I live in Tucson with my wife Jane, a watercolorist, and with our dog, Irish. Our son Chris, writes for screen in L.A. My more recent work has appeared in The North American Review, The French Literary Review, Verse Daily, and others. FutureCycle will publish my selected poems in 2016.
Author's Note: When asked to describe the occasion of this poem, I recalled that I was seeing my primary care physician at the same time I was reading Céline’s Death on the Installment Plan. A bad combination. In my physician’s office, I observed the same pathetic patients in Céline’s novel, fearful and frail and trying to repair bodies that would be beyond repair soon enough. While I was dwelling on this, it occurred to me that I was simply observing the course of nature. Most of what I was watching was due to excesses of the life condition, what can only be called excesses from Imagination, from that overstimulated Heart behind the heart.

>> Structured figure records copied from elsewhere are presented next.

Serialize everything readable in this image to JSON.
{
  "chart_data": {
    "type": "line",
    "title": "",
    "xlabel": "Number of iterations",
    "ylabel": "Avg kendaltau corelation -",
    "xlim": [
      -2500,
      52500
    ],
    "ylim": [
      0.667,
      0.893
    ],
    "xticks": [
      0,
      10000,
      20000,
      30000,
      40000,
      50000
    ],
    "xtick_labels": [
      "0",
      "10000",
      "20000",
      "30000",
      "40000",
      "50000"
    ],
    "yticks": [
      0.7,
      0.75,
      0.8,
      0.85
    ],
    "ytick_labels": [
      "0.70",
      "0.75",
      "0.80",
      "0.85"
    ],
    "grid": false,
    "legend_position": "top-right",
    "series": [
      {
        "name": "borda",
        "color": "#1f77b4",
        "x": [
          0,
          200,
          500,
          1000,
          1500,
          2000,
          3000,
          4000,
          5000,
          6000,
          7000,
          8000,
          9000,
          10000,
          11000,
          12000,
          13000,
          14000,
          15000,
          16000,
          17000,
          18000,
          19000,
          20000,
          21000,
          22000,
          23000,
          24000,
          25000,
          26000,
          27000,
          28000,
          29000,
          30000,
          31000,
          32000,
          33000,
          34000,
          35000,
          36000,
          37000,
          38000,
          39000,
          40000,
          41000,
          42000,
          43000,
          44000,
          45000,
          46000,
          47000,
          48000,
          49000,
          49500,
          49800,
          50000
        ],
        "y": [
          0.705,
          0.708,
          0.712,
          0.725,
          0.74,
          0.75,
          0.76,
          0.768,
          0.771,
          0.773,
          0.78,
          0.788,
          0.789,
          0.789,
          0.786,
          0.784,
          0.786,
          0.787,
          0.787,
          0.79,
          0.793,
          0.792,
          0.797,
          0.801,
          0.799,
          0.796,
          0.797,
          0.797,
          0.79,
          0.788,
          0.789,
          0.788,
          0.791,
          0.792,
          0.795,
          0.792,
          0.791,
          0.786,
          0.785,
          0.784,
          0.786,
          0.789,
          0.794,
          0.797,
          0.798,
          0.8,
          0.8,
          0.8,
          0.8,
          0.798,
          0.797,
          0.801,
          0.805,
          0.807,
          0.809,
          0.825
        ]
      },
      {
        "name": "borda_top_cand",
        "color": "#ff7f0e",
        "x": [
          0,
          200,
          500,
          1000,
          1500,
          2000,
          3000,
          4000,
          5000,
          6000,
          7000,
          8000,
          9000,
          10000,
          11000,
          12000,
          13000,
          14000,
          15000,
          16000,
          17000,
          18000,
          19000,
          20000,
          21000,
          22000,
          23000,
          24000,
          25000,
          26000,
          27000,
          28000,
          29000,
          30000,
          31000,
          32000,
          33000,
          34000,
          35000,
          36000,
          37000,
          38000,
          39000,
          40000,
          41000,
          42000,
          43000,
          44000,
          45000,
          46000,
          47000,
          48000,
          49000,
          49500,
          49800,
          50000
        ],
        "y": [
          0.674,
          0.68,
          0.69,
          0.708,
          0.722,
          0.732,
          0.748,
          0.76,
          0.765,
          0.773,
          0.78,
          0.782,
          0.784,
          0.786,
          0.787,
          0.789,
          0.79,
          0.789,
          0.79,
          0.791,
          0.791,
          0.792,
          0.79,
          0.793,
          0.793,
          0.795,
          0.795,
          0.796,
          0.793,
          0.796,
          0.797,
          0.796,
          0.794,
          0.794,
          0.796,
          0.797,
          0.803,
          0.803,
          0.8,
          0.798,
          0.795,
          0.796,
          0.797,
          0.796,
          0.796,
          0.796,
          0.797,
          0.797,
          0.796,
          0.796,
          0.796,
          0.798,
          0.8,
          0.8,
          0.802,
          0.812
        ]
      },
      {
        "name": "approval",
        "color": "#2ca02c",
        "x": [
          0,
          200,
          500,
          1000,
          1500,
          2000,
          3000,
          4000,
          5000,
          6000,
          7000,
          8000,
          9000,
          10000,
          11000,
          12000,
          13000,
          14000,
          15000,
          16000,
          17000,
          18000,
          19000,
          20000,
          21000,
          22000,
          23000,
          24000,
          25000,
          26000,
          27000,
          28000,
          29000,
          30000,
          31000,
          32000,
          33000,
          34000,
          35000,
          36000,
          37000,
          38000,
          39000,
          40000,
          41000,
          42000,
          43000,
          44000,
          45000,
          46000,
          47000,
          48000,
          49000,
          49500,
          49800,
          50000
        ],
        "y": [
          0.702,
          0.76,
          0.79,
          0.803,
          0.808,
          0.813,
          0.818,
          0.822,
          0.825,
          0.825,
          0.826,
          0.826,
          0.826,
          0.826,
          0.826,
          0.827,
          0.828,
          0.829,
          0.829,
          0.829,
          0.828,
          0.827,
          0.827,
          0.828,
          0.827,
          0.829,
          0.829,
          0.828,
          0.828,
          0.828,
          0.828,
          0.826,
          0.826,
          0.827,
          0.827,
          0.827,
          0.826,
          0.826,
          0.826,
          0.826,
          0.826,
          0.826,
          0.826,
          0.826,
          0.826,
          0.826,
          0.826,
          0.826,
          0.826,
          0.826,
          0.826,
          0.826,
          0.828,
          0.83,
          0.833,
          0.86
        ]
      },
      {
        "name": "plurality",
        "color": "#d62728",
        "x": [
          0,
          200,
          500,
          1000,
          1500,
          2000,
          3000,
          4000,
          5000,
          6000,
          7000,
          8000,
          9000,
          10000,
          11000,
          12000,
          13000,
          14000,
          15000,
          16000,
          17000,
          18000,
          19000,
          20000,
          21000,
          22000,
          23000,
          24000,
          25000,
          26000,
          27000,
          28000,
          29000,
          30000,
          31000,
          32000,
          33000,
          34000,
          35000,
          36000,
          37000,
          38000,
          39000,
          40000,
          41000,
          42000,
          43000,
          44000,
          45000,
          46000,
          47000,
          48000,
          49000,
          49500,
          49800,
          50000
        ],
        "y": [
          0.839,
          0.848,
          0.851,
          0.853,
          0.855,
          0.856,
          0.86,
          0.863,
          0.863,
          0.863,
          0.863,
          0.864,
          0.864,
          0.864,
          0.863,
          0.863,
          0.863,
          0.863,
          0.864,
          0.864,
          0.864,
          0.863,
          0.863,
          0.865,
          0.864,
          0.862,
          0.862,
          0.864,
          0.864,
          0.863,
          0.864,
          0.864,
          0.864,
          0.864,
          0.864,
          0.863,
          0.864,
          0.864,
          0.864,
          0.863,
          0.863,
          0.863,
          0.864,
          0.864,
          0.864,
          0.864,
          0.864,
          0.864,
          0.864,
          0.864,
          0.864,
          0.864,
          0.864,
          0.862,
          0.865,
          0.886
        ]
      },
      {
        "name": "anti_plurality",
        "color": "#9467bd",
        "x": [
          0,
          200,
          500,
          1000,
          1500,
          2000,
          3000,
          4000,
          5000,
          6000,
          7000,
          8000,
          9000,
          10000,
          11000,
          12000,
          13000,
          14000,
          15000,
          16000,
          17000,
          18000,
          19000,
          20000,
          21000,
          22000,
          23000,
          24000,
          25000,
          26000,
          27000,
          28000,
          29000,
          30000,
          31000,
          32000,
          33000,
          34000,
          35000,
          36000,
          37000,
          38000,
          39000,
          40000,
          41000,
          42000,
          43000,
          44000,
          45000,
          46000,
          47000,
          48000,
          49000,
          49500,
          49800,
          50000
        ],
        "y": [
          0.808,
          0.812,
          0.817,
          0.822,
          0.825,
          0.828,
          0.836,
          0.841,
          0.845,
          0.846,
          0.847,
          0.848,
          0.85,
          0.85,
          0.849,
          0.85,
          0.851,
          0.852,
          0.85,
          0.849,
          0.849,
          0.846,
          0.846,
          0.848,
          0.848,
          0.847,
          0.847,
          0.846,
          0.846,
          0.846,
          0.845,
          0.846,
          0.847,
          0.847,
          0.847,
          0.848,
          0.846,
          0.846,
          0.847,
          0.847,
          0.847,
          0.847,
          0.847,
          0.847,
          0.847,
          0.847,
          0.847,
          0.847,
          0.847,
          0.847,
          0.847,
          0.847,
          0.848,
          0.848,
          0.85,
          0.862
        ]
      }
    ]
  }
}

Surplus molars, extra digits,
One more finger or toe
Just for good measure, and here,
Here is another five-chambered heart.
As if there is never enough,
Like the patients of good will
Who cannot bring enough red wine,
Garlic necklaces, daily calendars
With inspirational quotations
Given from gratitude,
Or admiration, or from the one
Last and only hope
They bring other things,
They bring themselves.
It is the excess of the well intentioned,
The camping outfitter who overfits,
The granger who overfeeds
For a winter that will never come.
The effusions of a heart pumping wildly
Behind the heart, with more imagination
Than any body can bear.
This poem originally appeared in The Journal of The American Medical Association, (JAMA.)
The Doors of Dublin
The doors of Dublin are Georgian doors,
Those facing St. Stephen’s Green, heavy and wide
And up cold cement steps, each with a brass knocker,
The head of some shining, splendid mythic beast,
Circe, or Siren, or David, or Lion-about-to-speak,
Always a single color, solid and bright,
Say warm heart-red with white-trimmed fanlight,
Night-sky blue, Cobalt-dawn, or Kelly green
Set in coarsest stone like Dubliners themselves.